You're trying really hard to bring this back to always being the developer's fault, and you're ignoring that, many times, management just doesn't listen. You can explain until you're blue in the face, but if they don't want to listen, nothing will make them do so.
Everybody is an idiot about most things. As an expert in a domain, your job is to help non-experts be less of an idiot when making decisions that depend on things you know better than them. You won’t get very far with a stonewalling attitude of “well, the manager was an idiot.” You need to establish trust and a working relationship where you both listen to each other.
Making my boss less of an idiot is something outside of my control. I can tell them "don't do this" over and over again. If they do it anyway, how is that my fault?

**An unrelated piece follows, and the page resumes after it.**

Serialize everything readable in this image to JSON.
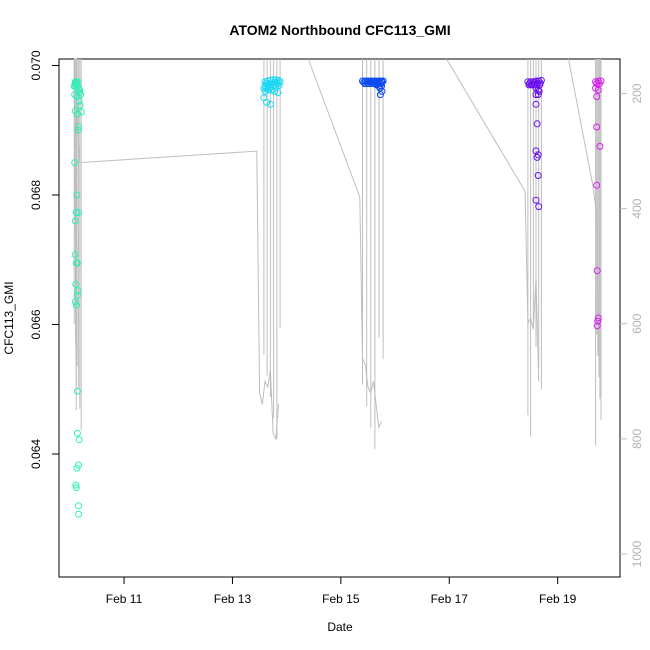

In an ideal world, sure. But I live in the real world, where there are lots of managers that are just plain shitty, and no amount of explanation will change their mind. It just does not work at all. Blaming the developer is not a reasonable thing to do in that situation.
Unless you're paying top dollar for contractors, what you describe is way beyond the job duty of typical contractors brought in by non-technical founders who have no idea what they're doing. Even technical founders with a lot of experience make this same mistake. If you're not paying seriously high money, you might think that this is something you're paying for, but it's not. Someone at an overseas sweatshop isn't going to push back on a request for a prototype. It's not part of their job and it sure as hell is not in their own interest. People get what they pay for and most of the time, people who hire contractors without proper oversight are just burning money and have no idea what they even want to pay for, let alone what they've actually bought. Intelligence cannot be contracted for by stupid people.

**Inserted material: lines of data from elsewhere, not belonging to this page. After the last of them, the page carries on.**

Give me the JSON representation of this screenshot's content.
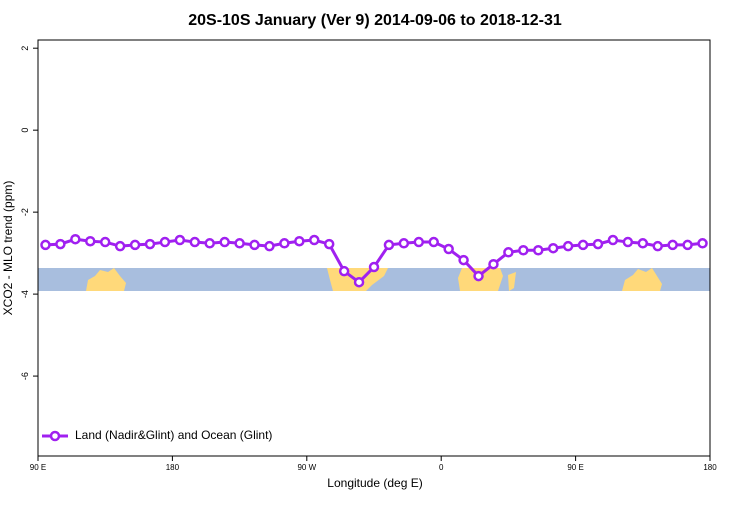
{
  "chart_data": {
    "type": "line",
    "title": "20S-10S January (Ver 9)   2014-09-06 to 2018-12-31",
    "x_label": "Longitude (deg E)",
    "y_label": "XCO2 - MLO trend (ppm)",
    "x": [
      95,
      105,
      115,
      125,
      135,
      145,
      155,
      165,
      175,
      185,
      195,
      205,
      215,
      225,
      235,
      245,
      255,
      265,
      275,
      285,
      295,
      305,
      315,
      325,
      335,
      345,
      355,
      365,
      375,
      385,
      395,
      405,
      415,
      425,
      435,
      445,
      455,
      465,
      475,
      485,
      495,
      505,
      515,
      525,
      535
    ],
    "series": [
      {
        "name": "Land (Nadir&Glint) and Ocean (Glint)",
        "color": "#a020f0",
        "values": [
          -2.8,
          -2.78,
          -2.66,
          -2.71,
          -2.73,
          -2.83,
          -2.8,
          -2.78,
          -2.73,
          -2.68,
          -2.73,
          -2.76,
          -2.73,
          -2.76,
          -2.8,
          -2.83,
          -2.76,
          -2.71,
          -2.68,
          -2.78,
          -3.44,
          -3.71,
          -3.34,
          -2.8,
          -2.76,
          -2.73,
          -2.73,
          -2.9,
          -3.17,
          -3.56,
          -3.27,
          -2.98,
          -2.93,
          -2.93,
          -2.88,
          -2.83,
          -2.8,
          -2.78,
          -2.68,
          -2.73,
          -2.76,
          -2.83,
          -2.8,
          -2.8,
          -2.76
        ]
      }
    ],
    "xlim": [
      90,
      540
    ],
    "xticks": [
      {
        "value": 90,
        "label": "90 E"
      },
      180,
      {
        "value": 270,
        "label": "90 W"
      },
      {
        "value": 360,
        "label": "0"
      },
      {
        "value": 450,
        "label": "90 E"
      },
      {
        "value": 540,
        "label": "180"
      }
    ],
    "ylim": [
      -7.95,
      2.2
    ],
    "yticks": [
      2,
      0,
      -2,
      -4,
      -6
    ],
    "legend": "bottom-left"
  }
}
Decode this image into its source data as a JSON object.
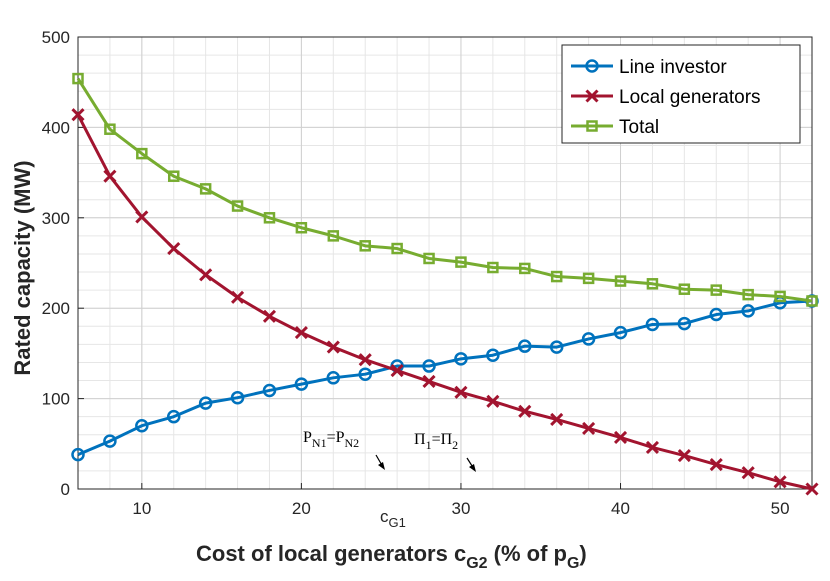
{
  "chart_data": {
    "type": "line",
    "xlabel": "Cost of local generators c_G2 (% of p_G)",
    "ylabel": "Rated capacity (MW)",
    "xlim": [
      6,
      52
    ],
    "ylim": [
      0,
      500
    ],
    "xticks": [
      10,
      20,
      30,
      40,
      50
    ],
    "yticks": [
      0,
      100,
      200,
      300,
      400,
      500
    ],
    "grid": true,
    "legend_position": "top-right",
    "x": [
      6,
      8,
      10,
      12,
      14,
      16,
      18,
      20,
      22,
      24,
      26,
      28,
      30,
      32,
      34,
      36,
      38,
      40,
      42,
      44,
      46,
      48,
      50,
      52
    ],
    "series": [
      {
        "name": "Line investor",
        "color": "#0072BD",
        "marker": "circle",
        "values": [
          38,
          53,
          70,
          80,
          95,
          101,
          109,
          116,
          123,
          127,
          136,
          136,
          144,
          148,
          158,
          157,
          166,
          173,
          182,
          183,
          193,
          197,
          206,
          208
        ]
      },
      {
        "name": "Local generators",
        "color": "#A2142F",
        "marker": "x",
        "values": [
          414,
          346,
          301,
          266,
          237,
          212,
          191,
          173,
          157,
          143,
          131,
          119,
          107,
          97,
          86,
          77,
          67,
          57,
          46,
          37,
          27,
          18,
          8,
          0
        ]
      },
      {
        "name": "Total",
        "color": "#77AC30",
        "marker": "square",
        "values": [
          454,
          398,
          371,
          346,
          332,
          313,
          300,
          289,
          280,
          269,
          266,
          255,
          251,
          245,
          244,
          235,
          233,
          230,
          227,
          221,
          220,
          215,
          213,
          208
        ]
      }
    ],
    "annotations": {
      "pn": {
        "p": "P",
        "n1": "N1",
        "eq": "=",
        "n2": "N2",
        "arrow_to": [
          24.5,
          18
        ]
      },
      "pi": {
        "pi": "Π",
        "s1": "1",
        "eq": "=",
        "s2": "2",
        "arrow_to": [
          31,
          18
        ]
      },
      "cg1": {
        "c": "c",
        "sub": "G1",
        "x": 25.8
      }
    },
    "xlabel_parts": {
      "main": "Cost of local generators c",
      "sub1": "G2",
      "mid": " (% of p",
      "sub2": "G",
      "end": ")"
    }
  }
}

Always write quality code or when bugs occur or new feature requests come up, they will call you. If you wrote something awful now you have to support it.
But you cannot blame the developer. Many app are prototypes to get them over a certain point to get funding. What happens is the technical debt is never paid and you are forced to scale the prototype while adding new features.
At first, the goal is “build a prototype,” then it’s “make this an MVP,” and then finally “what’s left to get this to production?”
I don’t blame founders for this; I blame the programmers, especially if they’re consultants. This is a symptom of failure to manage expectations of stakeholders.
As a developer, your job is to show the stakeholders what the tradeoffs of different decisions are, both in terms of immediate time to results, and technical debt. If you hear “make a prototype,” you better ask for a projected lifetime of the prototype, and discuss with the stakeholders the tradeoffs of quickly building a prototype, making sure they understand it could mean more work later to productionize it, in exchange for less work up front.
Also as a developer, you should realize that nothing is ever a prototype. Don’t use “it’s a prototype” as an excuse for writing unmaintanable and insecure code, because eventually someone is going to want to add some features to it. Good luck telling the stakeholders after three months of building a prototype that you need to start from scratch because the code is awful. This is especially difficult if the prototype looks like a fully functioning product (with minimal features) to the stakeholders, but you as a developer know that under the hood it’s completelty unmaintainable.
It’s better to take the time up front to put in place whatever you need to write quality code, than it is to take shortcuts and write bad code. A good developer will be able to explain this to a stakeholder, instead of caving under pressure to rush a prototype.